Government claims of state secrets therefore must be entertained by the
judiciary. But the doctrine is so dangerous as a means of hiding
governmental misbehavior under the guise of national security, and so
violative of common rights to due process, that courts should confine
its application to the narrowest circumstances that still protect the
government's essential secrets. When, as here, the doctrine is
successfully invoked at the threshold of litigation, the claims of
secret are necessarily broad and hypothetical. The result is a maximum
interference with the due processes of the courts, on the most general
claims of state secret privilege. It is far better to require the
government to make its claims of state secrets with regard to specific
items of evidence or groups of such items as their use is sought in the
lawsuit. An official certification that evidence is truly a state secret
will be more focused if the head of a department must certify that
specific evidence sought in the course of litigation is truly a secret
and cannot be revealed without danger to overriding, essential
government interests.

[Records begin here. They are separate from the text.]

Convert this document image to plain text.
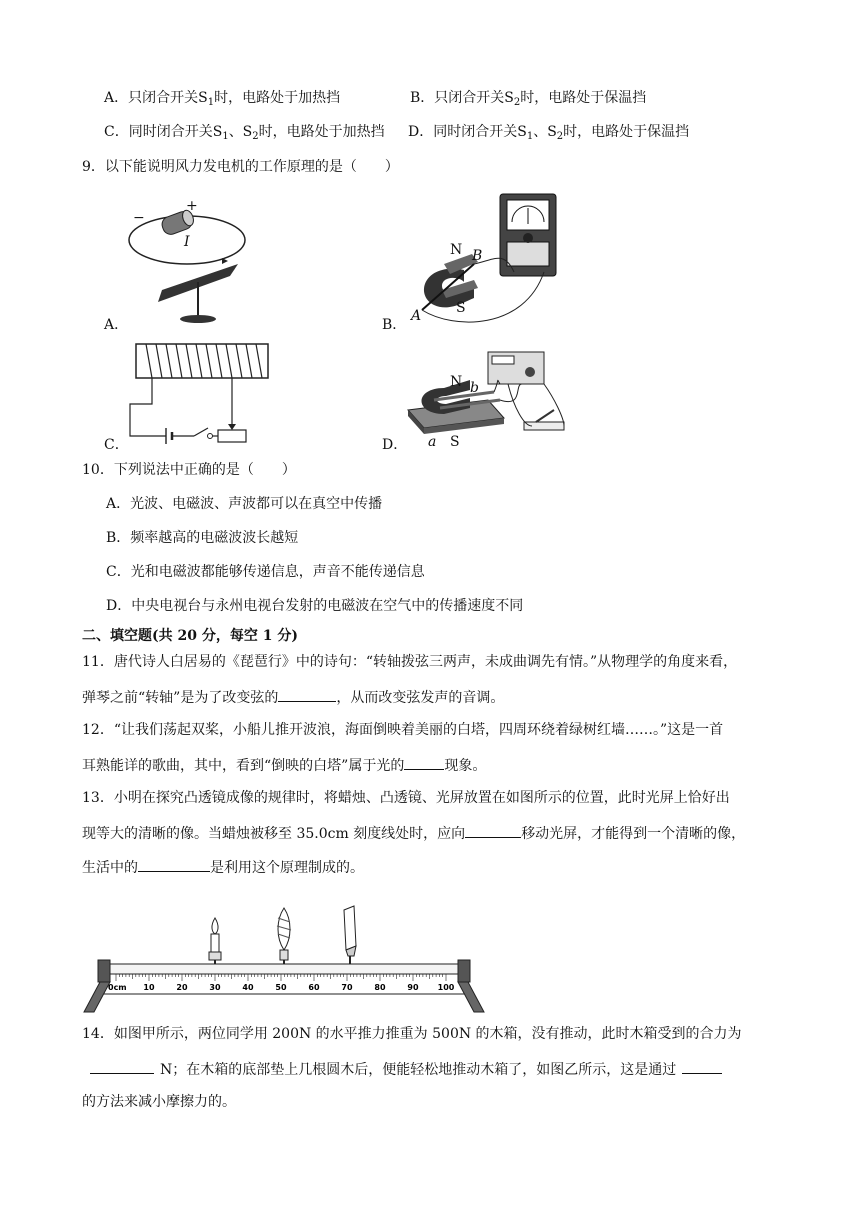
A．只闭合开关$S_1$时，电路处于加热挡	B．只闭合开关$S_2$时，电路处于保温挡
C．同时闭合开关$S_1$、$S_2$时，电路处于加热挡 D．同时闭合开关$S_1$、$S_2$时，电路处于保温挡
9．以下能说明风力发电机的工作原理的是（　　）
A．
−
+
I
B．
N
S
A
B
C．	D．
N b
a S
10．下列说法中正确的是（　　）
A．光波、电磁波、声波都可以在真空中传播
B．频率越高的电磁波波长越短
C．光和电磁波都能够传递信息，声音不能传递信息
D．中央电视台与永州电视台发射的电磁波在空气中的传播速度不同
二、填空题(共 20 分，每空 1 分)
11．唐代诗人白居易的《琵琶行》中的诗句：“转轴拨弦三两声，未成曲调先有情。”从物理学的角度来看，
弹琴之前“转轴”是为了改变弦的	，从而改变弦发声的音调。
12．“让我们荡起双桨，小船儿推开波浪，海面倒映着美丽的白塔，四周环绕着绿树红墙……。”这是一首
耳熟能详的歌曲，其中，看到“倒映的白塔”属于光的	现象。
13．小明在探究凸透镜成像的规律时，将蜡烛、凸透镜、光屏放置在如图所示的位置，此时光屏上恰好出
现等大的清晰的像。当蜡烛被移至 35.0cm 刻度线处时，应向	移动光屏，才能得到一个清晰的像，
生活中的	是利用这个原理制成的。
0cm 10	20	30	40	50	60	70	80	90 100
14．如图甲所示，两位同学用 200N 的水平推力推重为 500N 的木箱，没有推动，此时木箱受到的合力为
N；在木箱的底部垫上几根圆木后，便能轻松地推动木箱了，如图乙所示，这是通过
的方法来减小摩擦力的。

And when responsive pleading is complete and
discovery under way, judgments as to whether secret material is
essential to Plaintiffs' case or Jeppesen's defense can be made more
accurately. [...]

This is an appeal from a Rule 12 dismissal, which means that the
district court was required to assume that the well-pleaded allegations
of the complaint are true, and that we "construe the complaint
in the light most favorable to the plaintiff[s]." The majority minimizes
the importance of these requirements by gratuitously attaching
"allegedly" to nearly each sentence describing what Plaintiffs say
happened to them, and by quickly dismissing the voluminous publicly
available evidence supporting those allegations, including that Jeppesen
knew what was going on when it arranged flights described by one of its
own officials as "torture flights." Instead, the majority assumes that
even if Plaintiffs' prima facie case and Jeppesen's defense did
not depend on privileged evidence, dismissal is required "because there
is no feasible way to litigate Jeppesen's alleged liability without
creating an unjustifiable risk of divulging state secrets." But Jeppesen
has yet to answer or even to otherwise plead, so we have no idea what
those defenses or assertions might be. Making assumptions about the
contours of future litigation involves mere speculation, and doing so
flies straight in the face of long standing principles of Rule 12 law by
extending the inquiry to what might be divulged in future litigation.